An intensive care unit was deployed in Svobodny by the specialists of NCMD Zashchita to prepare severely ill patients for medical evacuation. Over 130 patients were consulted on the possibility of medical evacuation and received supportive treatment.

Special attention was paid to the medical evacuation of the infected veterans – participants of the Victory Parade. Before the parade, about 30 veterans aged over 94 years were accommodated in a Moscow region rehab center. In case of acute respiratory or other symptoms, CEAE and MFH crews transferred the patients to the Clinical hospital No. 123 for further care. On the day of the Parade, medical personnel accompanied the veterans to the Red Square and back to the facility.
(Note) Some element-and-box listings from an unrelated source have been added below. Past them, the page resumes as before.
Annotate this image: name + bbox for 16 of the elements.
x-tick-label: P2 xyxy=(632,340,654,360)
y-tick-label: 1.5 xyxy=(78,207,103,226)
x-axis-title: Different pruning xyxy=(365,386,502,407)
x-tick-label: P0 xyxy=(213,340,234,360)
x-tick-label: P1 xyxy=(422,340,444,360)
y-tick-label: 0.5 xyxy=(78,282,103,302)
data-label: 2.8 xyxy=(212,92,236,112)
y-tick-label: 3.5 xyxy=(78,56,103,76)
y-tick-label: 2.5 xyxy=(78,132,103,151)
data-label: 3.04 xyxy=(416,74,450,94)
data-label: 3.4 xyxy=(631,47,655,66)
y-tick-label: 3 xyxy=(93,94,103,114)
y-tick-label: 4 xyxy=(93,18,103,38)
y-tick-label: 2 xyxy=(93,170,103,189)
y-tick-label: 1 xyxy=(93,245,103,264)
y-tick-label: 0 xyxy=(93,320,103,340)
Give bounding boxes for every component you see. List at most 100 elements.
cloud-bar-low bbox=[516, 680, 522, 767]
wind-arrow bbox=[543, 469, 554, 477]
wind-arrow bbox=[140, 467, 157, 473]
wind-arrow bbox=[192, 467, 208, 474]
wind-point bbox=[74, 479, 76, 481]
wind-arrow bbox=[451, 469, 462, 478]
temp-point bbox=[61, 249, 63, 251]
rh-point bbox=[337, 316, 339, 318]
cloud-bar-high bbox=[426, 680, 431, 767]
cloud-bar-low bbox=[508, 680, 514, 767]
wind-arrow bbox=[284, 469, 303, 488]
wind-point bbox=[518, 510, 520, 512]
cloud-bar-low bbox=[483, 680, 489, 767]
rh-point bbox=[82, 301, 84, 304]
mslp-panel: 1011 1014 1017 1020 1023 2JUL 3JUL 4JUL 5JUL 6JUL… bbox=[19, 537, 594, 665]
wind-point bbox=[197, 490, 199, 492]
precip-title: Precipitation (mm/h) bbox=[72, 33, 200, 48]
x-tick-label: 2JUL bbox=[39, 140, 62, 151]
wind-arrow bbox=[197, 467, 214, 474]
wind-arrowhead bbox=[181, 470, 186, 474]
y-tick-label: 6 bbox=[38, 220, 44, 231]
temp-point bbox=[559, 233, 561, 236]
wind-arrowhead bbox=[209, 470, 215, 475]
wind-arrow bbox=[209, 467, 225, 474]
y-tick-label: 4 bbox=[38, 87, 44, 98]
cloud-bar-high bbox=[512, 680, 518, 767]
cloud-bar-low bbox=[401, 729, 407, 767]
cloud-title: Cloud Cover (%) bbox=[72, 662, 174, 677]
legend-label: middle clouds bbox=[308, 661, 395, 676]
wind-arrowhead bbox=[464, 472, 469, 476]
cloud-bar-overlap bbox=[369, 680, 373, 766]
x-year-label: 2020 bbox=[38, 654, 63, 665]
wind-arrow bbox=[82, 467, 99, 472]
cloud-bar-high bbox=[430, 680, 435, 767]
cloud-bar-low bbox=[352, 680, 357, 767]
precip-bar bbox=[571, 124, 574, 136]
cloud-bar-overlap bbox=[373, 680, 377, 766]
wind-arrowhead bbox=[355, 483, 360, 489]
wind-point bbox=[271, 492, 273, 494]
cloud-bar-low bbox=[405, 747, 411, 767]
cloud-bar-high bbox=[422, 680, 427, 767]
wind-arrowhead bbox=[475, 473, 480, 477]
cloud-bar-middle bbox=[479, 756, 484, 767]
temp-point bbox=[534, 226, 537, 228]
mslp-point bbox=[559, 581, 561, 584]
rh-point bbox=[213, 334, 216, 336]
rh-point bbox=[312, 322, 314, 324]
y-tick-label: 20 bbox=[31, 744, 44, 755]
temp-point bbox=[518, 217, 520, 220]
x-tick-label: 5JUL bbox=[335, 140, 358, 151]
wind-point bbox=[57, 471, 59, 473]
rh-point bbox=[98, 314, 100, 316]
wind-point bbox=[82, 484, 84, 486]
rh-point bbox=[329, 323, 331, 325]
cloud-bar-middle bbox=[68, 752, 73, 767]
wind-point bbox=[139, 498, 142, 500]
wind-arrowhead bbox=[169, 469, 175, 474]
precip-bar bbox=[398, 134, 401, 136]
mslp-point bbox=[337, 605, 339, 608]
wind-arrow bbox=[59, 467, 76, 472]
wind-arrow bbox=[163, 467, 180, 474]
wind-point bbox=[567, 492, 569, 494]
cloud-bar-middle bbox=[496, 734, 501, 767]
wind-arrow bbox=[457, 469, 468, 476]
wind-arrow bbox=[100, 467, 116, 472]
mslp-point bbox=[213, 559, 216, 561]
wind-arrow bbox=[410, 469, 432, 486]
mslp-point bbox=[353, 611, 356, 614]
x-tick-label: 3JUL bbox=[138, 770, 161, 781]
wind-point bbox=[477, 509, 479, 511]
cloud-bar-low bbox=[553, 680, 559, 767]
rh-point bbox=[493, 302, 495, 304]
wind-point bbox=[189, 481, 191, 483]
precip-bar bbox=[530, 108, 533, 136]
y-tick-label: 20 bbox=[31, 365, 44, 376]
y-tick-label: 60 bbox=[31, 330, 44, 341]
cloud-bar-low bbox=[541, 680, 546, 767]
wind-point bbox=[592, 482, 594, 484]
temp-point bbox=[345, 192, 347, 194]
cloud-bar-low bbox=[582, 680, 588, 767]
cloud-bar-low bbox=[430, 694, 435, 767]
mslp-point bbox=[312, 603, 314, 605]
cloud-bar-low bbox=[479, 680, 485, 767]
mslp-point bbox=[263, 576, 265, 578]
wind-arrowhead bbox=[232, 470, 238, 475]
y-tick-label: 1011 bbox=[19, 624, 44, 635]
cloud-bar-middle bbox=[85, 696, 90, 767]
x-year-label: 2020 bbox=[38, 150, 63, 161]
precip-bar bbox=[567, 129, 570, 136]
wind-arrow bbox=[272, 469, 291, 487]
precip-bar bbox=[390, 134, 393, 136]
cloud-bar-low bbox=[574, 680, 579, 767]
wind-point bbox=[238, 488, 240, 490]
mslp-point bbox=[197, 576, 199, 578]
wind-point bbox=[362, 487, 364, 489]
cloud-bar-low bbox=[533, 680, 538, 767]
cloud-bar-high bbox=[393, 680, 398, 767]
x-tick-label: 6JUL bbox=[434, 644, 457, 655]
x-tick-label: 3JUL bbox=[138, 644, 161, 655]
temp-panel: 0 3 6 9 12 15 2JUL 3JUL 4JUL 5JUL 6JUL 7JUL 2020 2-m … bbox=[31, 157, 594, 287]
FMBA will provide medical care to the participants of the Tavrida Youth Arts Forum held in Crimea in June -July 2020. In case of emergency, medical evacuations will be performed by the teams of NCMD Zashchita using the accumulated knowledge and experience.

CONCLUSIONS

1. At the beginning of the pandemic, medical evacuations of COVID-19 patients were carried out following the existing guidelines, which was sufficient to ensure biosafety of the involved EMS crews.
2. NCMD Zashchita ensures biosafety of its personnel by following the official guidelines specified in normative documents reinforced with additional techniques.
3. For long journeys over 1 h, PPE should be donned upon arrival at the scene before leaving the EMS vehicle.
4. Prior to starting a mass medical evacuation of patients with COVID-19, their number and condition should be assessed to determine the priority sequence for evacuation and the required oxygen supply.
5. There are a few specific aspects to the aeromedical evacuation of COVID-19 patients distinguishing it from the medical evacuation of patients with other conditions. The analysis of past evacuations allowed us to significantly improve our evacuation strategies.
6. Compliance with the current guidelines and regulations at all stages of medical evacuation ensures a high level of biosafety, protects the EMS team involved, prevents the spread of infection and patient deterioration.